Доклад вызвал оживленные прения. Выступления Рогалевича, Сирика, Кривопола, Личагина, Синягина и других товарищей были деловыми, самокритичными. В их словах чувствовались и высокий настрой, и забота о том, как лучше выполнить боевую задачу.

Выступил на этом собрании и командир полка. Он призвал коммунистов еще глубже проникнуться чувством партийной ответственности за выполнение своих обязанностей, поставил перед ними конкретные задачи: непрерывно вести разведку, своевременно собирать сведения о положении своих войск и доводить до них задачи, поддерживать непрерывную связь, систематически контролировать подачу в подразделения боеприпасов и других материальных средств, необходимых для боя.

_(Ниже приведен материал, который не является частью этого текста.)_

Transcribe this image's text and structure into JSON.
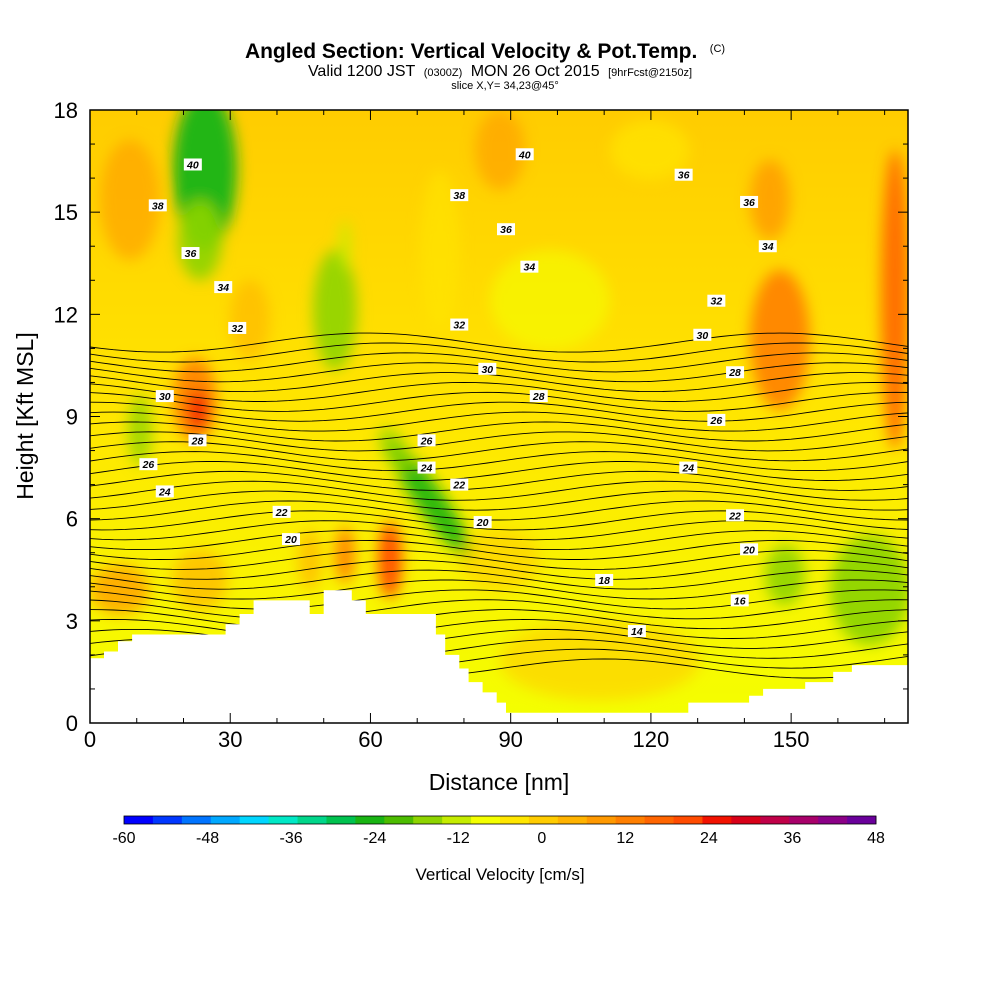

После собрания майор Орехов пригласил к себе своих заместителей.

— Партийное собрание прошло активно, — сказал нам Василий Романович. — Чувствуется, что настроение у людей боевое. Но сделано еще не все. Теперь, Александр Дмитриевич, — обратился он к замполиту, — надо провести митинги в подразделениях. Пусть выступят ветераны, пусть они расскажут, как громили фашистов в минувших боях. Работу эту начните в третьем батальоне. Ему ведь уже в полночь предстоит выдвижение в исходный район.

Орехов дал также указание Костенко и мне. На Ивана Андреевича он возложил руководство 3-м батальоном и подразделениями средств усиления при выдвижении их в исходный район и смене частей 252-й стрелковой дивизии. Мне же командир полка приказал выделить в помощь ему офицера штаба, установить наблюдение за противником, организовать связь с батальоном, подготовить проект боевого донесения о занятии передовым батальоном указанного ему рубежа.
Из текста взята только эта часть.